Using cluster.split with large data


I am having a few problems running this command due to the large amount of unique sequences I have (776,819). I have tried running it on only one processor to decrease RAM usage and I have also tried running it using lower taxonomic levels but it still crashes. I am currently trying to run dist.seqs instead but I am doubtful this is going to be any use as it is taking quite a lot of time to run (although it hasn’t crashed yet after three days).

I have 64 samples run on a MiSeq with 250bp reads of the V2-V3 region. I have been following the MIseq SOP exactly up until this point.

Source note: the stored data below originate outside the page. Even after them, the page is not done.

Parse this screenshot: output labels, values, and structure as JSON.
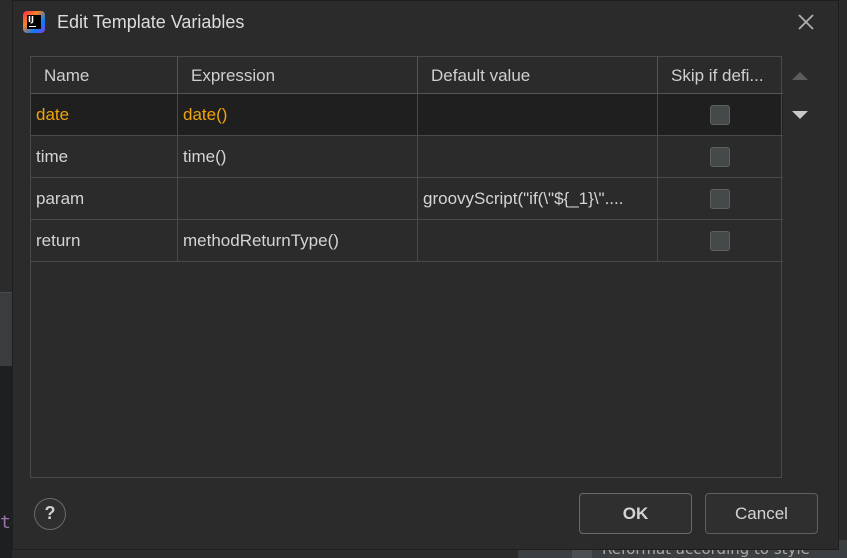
{
  "background": {
    "glyph": "t",
    "reformat_label": "Reformat according to style"
  },
  "dialog": {
    "title": "Edit Template Variables",
    "close_icon": "close-icon",
    "app_icon": "intellij-idea-icon",
    "app_icon_text": "IJ"
  },
  "table": {
    "columns": [
      "Name",
      "Expression",
      "Default value",
      "Skip if defi..."
    ],
    "rows": [
      {
        "name": "date",
        "expression": "date()",
        "default": "",
        "skip": false,
        "selected": true
      },
      {
        "name": "time",
        "expression": "time()",
        "default": "",
        "skip": false,
        "selected": false
      },
      {
        "name": "param",
        "expression": "",
        "default": "groovyScript(\"if(\\\"${_1}\\\"....",
        "skip": false,
        "selected": false
      },
      {
        "name": "return",
        "expression": "methodReturnType()",
        "default": "",
        "skip": false,
        "selected": false
      }
    ]
  },
  "side_buttons": {
    "up_icon": "triangle-up-icon",
    "down_icon": "triangle-down-icon"
  },
  "footer": {
    "help_label": "?",
    "ok_label": "OK",
    "cancel_label": "Cancel"
  },
  "colors": {
    "selected_text": "#f0a30a",
    "dialog_bg": "#2b2b2b"
  }
}
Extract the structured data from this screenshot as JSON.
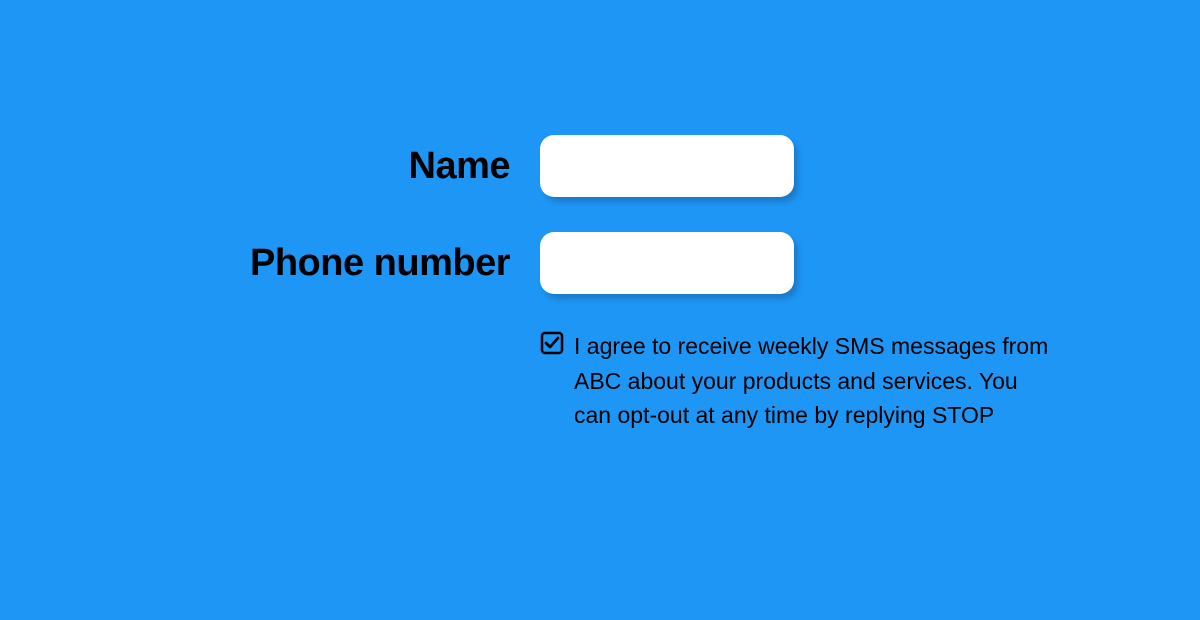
{
  "form": {
    "name": {
      "label": "Name",
      "value": ""
    },
    "phone": {
      "label": "Phone number",
      "value": ""
    },
    "consent": {
      "checked": true,
      "text": "I agree to receive weekly SMS messages from ABC about your products and  services. You can opt-out at any time by replying STOP"
    }
  },
  "colors": {
    "background": "#1E96F5",
    "input_bg": "#FFFFFF",
    "text": "#000000"
  }
}
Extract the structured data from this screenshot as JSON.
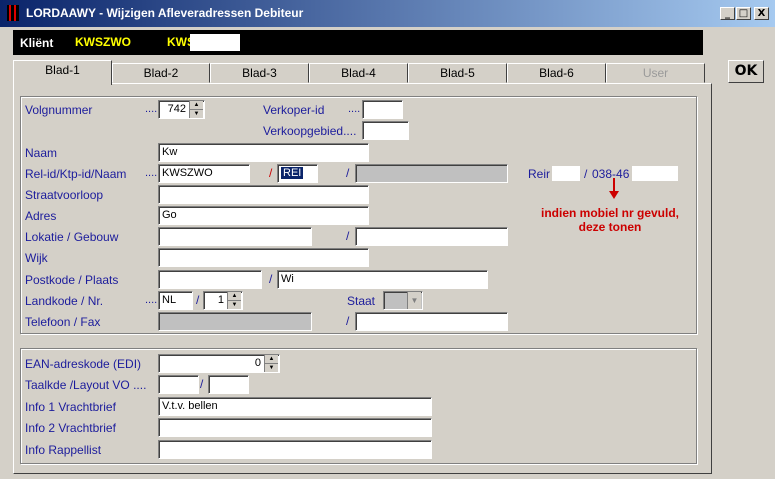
{
  "window": {
    "title": "LORDAAWY - Wijzigen Afleveradressen Debiteur",
    "minimize": "_",
    "maximize": "□",
    "close": "X"
  },
  "client": {
    "label": "Kliënt",
    "code": "KWSZWO",
    "name": "KWS"
  },
  "tabs": [
    "Blad-1",
    "Blad-2",
    "Blad-3",
    "Blad-4",
    "Blad-5",
    "Blad-6",
    "User"
  ],
  "ok_label": "OK",
  "form": {
    "volgnummer": {
      "label": "Volgnummer",
      "dots": "....",
      "value": "742"
    },
    "verkoper": {
      "label": "Verkoper-id",
      "dots": "....",
      "value": ""
    },
    "verkoopgebied": {
      "label": "Verkoopgebied....",
      "value": ""
    },
    "naam": {
      "label": "Naam",
      "value": "Kw"
    },
    "relid": {
      "label": "Rel-id/Ktp-id/Naam",
      "dots": "....",
      "rel": "KWSZWO",
      "slash1": "/",
      "ktp": "REI",
      "slash2": "/",
      "naam": ""
    },
    "side_contact": {
      "name": "Reir",
      "sep": "/",
      "phone": "038-46"
    },
    "straat": {
      "label": "Straatvoorloop",
      "value": ""
    },
    "adres": {
      "label": "Adres",
      "value": "Go"
    },
    "lokatie": {
      "label": "Lokatie / Gebouw",
      "value": "",
      "slash": "/",
      "value2": ""
    },
    "wijk": {
      "label": "Wijk",
      "value": ""
    },
    "postkode": {
      "label": "Postkode / Plaats",
      "value": "",
      "slash": "/",
      "plaats": "Wi"
    },
    "landkode": {
      "label": "Landkode  / Nr.",
      "dots": "....",
      "land": "NL",
      "slash": "/",
      "nr": "1"
    },
    "staat": {
      "label": "Staat",
      "value": ""
    },
    "telefoon": {
      "label": "Telefoon / Fax",
      "value": "",
      "slash": "/",
      "fax": ""
    },
    "note": [
      "indien mobiel nr gevuld,",
      "deze tonen"
    ]
  },
  "form2": {
    "ean": {
      "label": "EAN-adreskode (EDI)",
      "value": "0"
    },
    "taalkode": {
      "label": "Taalkde /Layout VO ....",
      "value": "",
      "slash": "/",
      "layout": ""
    },
    "info1": {
      "label": "Info 1 Vrachtbrief",
      "value": "V.t.v. bellen"
    },
    "info2": {
      "label": "Info 2 Vrachtbrief",
      "value": ""
    },
    "info_rappel": {
      "label": "Info Rappellist",
      "value": ""
    }
  }
}
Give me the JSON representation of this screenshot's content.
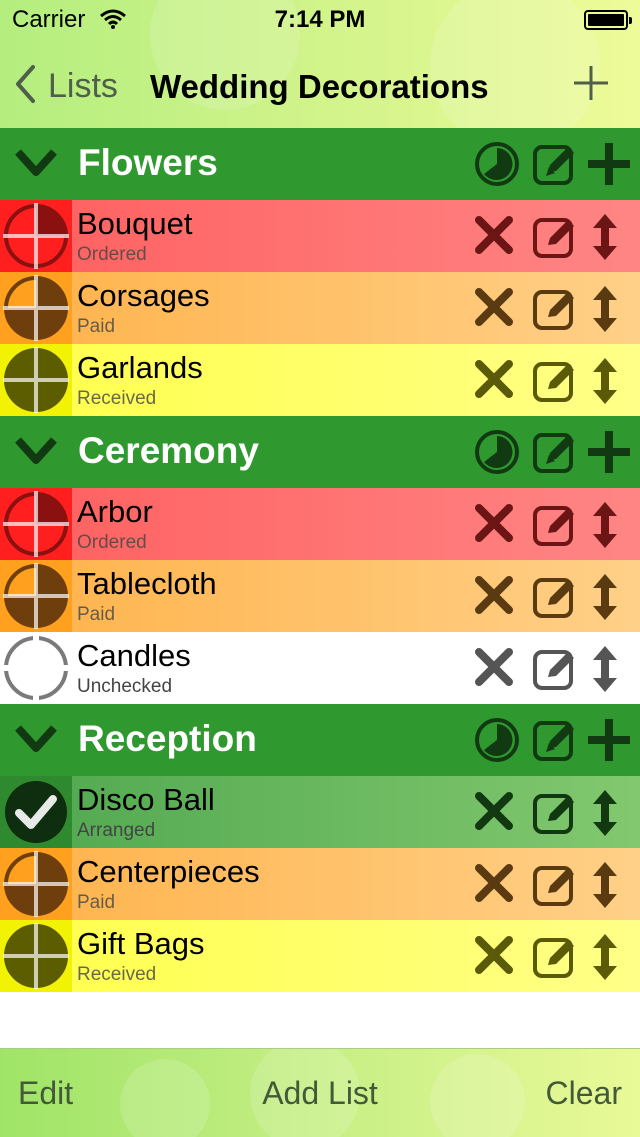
{
  "status_bar": {
    "carrier": "Carrier",
    "time": "7:14 PM"
  },
  "nav": {
    "back_label": "Lists",
    "title": "Wedding Decorations"
  },
  "sections": [
    {
      "title": "Flowers",
      "items": [
        {
          "name": "Bouquet",
          "status": "Ordered"
        },
        {
          "name": "Corsages",
          "status": "Paid"
        },
        {
          "name": "Garlands",
          "status": "Received"
        }
      ]
    },
    {
      "title": "Ceremony",
      "items": [
        {
          "name": "Arbor",
          "status": "Ordered"
        },
        {
          "name": "Tablecloth",
          "status": "Paid"
        },
        {
          "name": "Candles",
          "status": "Unchecked"
        }
      ]
    },
    {
      "title": "Reception",
      "items": [
        {
          "name": "Disco Ball",
          "status": "Arranged"
        },
        {
          "name": "Centerpieces",
          "status": "Paid"
        },
        {
          "name": "Gift Bags",
          "status": "Received"
        }
      ]
    }
  ],
  "toolbar": {
    "edit_label": "Edit",
    "add_list_label": "Add List",
    "clear_label": "Clear"
  },
  "colors": {
    "section_green": "#2f982f",
    "ordered": "#ff5f5f",
    "paid": "#ffb24a",
    "received": "#ffff4a",
    "unchecked": "#ffffff",
    "arranged": "#4fa74f"
  }
}
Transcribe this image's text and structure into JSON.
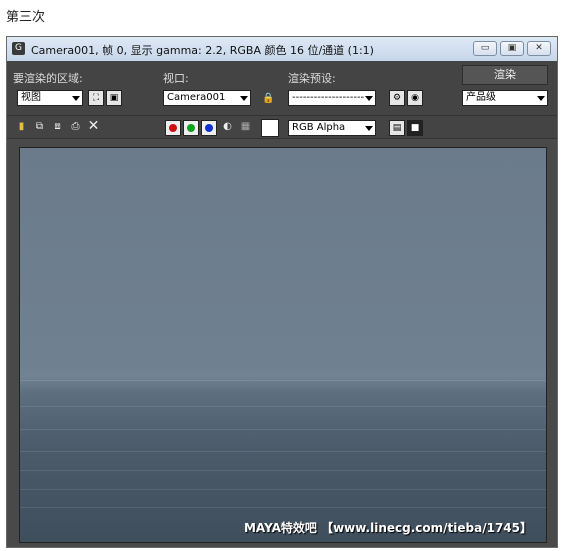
{
  "page_caption": "第三次",
  "window": {
    "title": "Camera001, 帧 0, 显示 gamma: 2.2, RGBA 颜色 16 位/通道 (1:1)",
    "controls": {
      "minimize": "▭",
      "maximize": "▣",
      "close": "✕"
    }
  },
  "panel": {
    "area_label": "要渲染的区域:",
    "area_value": "视图",
    "viewport_label": "视口:",
    "viewport_value": "Camera001",
    "preset_label": "渲染预设:",
    "preset_value": "--------------------",
    "render_button": "渲染",
    "quality_value": "产品级",
    "channel_value": "RGB Alpha"
  },
  "channel_colors": {
    "red": "#d01010",
    "green": "#10a020",
    "blue": "#1030d0"
  },
  "icons": [
    "save-icon",
    "copy-icon",
    "clone-icon",
    "print-icon",
    "clear-icon",
    "lock-icon",
    "mono-icon",
    "alpha-icon"
  ],
  "watermark": "MAYA特效吧 【www.linecg.com/tieba/1745】"
}
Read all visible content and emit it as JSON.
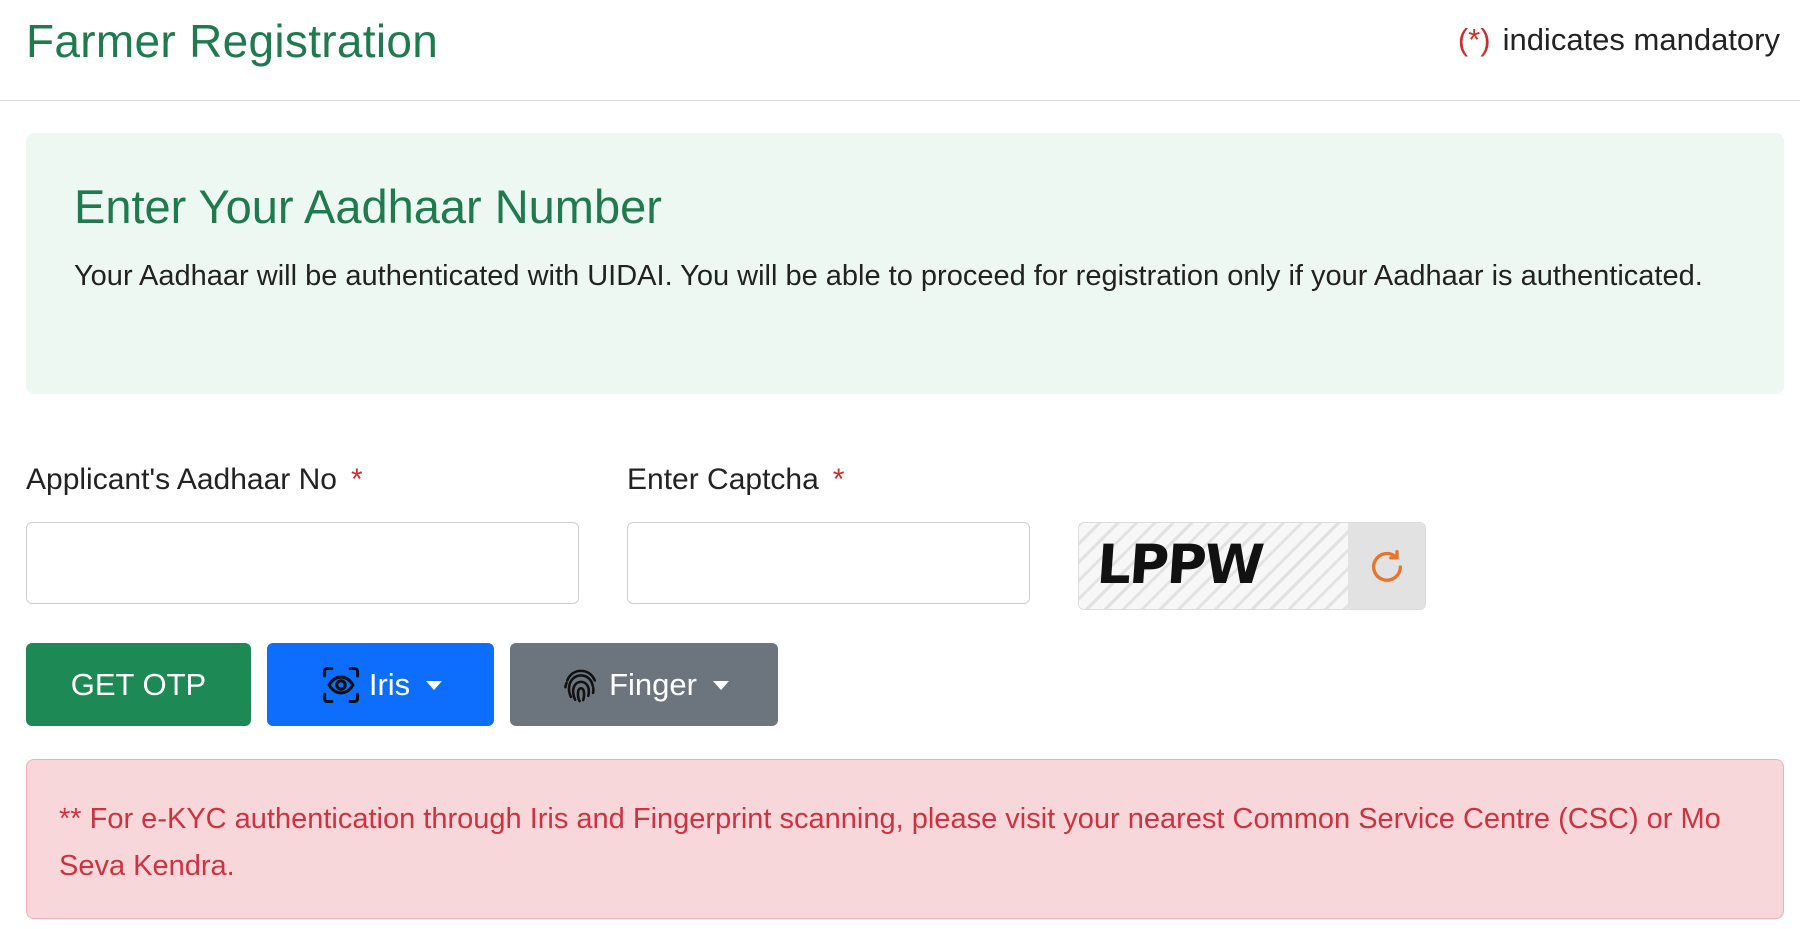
{
  "header": {
    "title": "Farmer Registration",
    "mandatory_mark": "(*)",
    "mandatory_text": "indicates mandatory"
  },
  "info": {
    "title": "Enter Your Aadhaar Number",
    "text": "Your Aadhaar will be authenticated with UIDAI. You will be able to proceed for registration only if your Aadhaar is authenticated."
  },
  "form": {
    "aadhaar_label": "Applicant's Aadhaar No",
    "aadhaar_value": "",
    "captcha_label": "Enter Captcha",
    "captcha_value": "",
    "required_mark": "*",
    "captcha_code": "LPPW"
  },
  "buttons": {
    "otp": "GET OTP",
    "iris": "Iris",
    "finger": "Finger"
  },
  "alert": {
    "text": "** For e-KYC authentication through Iris and Fingerprint scanning, please visit your nearest Common Service Centre (CSC) or Mo Seva Kendra."
  },
  "colors": {
    "brand_green": "#1f7a4d",
    "otp_button": "#1d8a55",
    "iris_button": "#0d6efd",
    "finger_button": "#6c757d",
    "required": "#c9302c",
    "refresh_icon": "#e8742a",
    "alert_text": "#cc3340"
  },
  "icons": {
    "iris": "eye-scan-icon",
    "finger": "fingerprint-icon",
    "refresh": "refresh-icon"
  }
}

I don’t want to have to use a phylotoype based approach unless I really have to.

Do you have any suggestions? Also, are there any analyses where it is possible to use the taxonomically assigned read data from before clustering into OTUs?

I used:

split.abund(fasta=example.fasta, count=example.count_table, cutoff=1)

to remove singletons in a similar situation. You would then proceed to cluster on the abund.fasta and abund.count_table. It doesn’t seem to be uncommon in literature to take a similar approach as singletons are more likely to be error-containing reads anyways.

If you still have too many uniques, consider using sub.sample() to further reduce your counts.

Also, that is a suspiciously high number of uniques, even with 64 samples. What quality filtering/trimming are you doing prior to running mothur?

Thanks a lot that completely solved my problem! Using split.abund I went from ~700,000 reads to ~25,000. Much more manageable.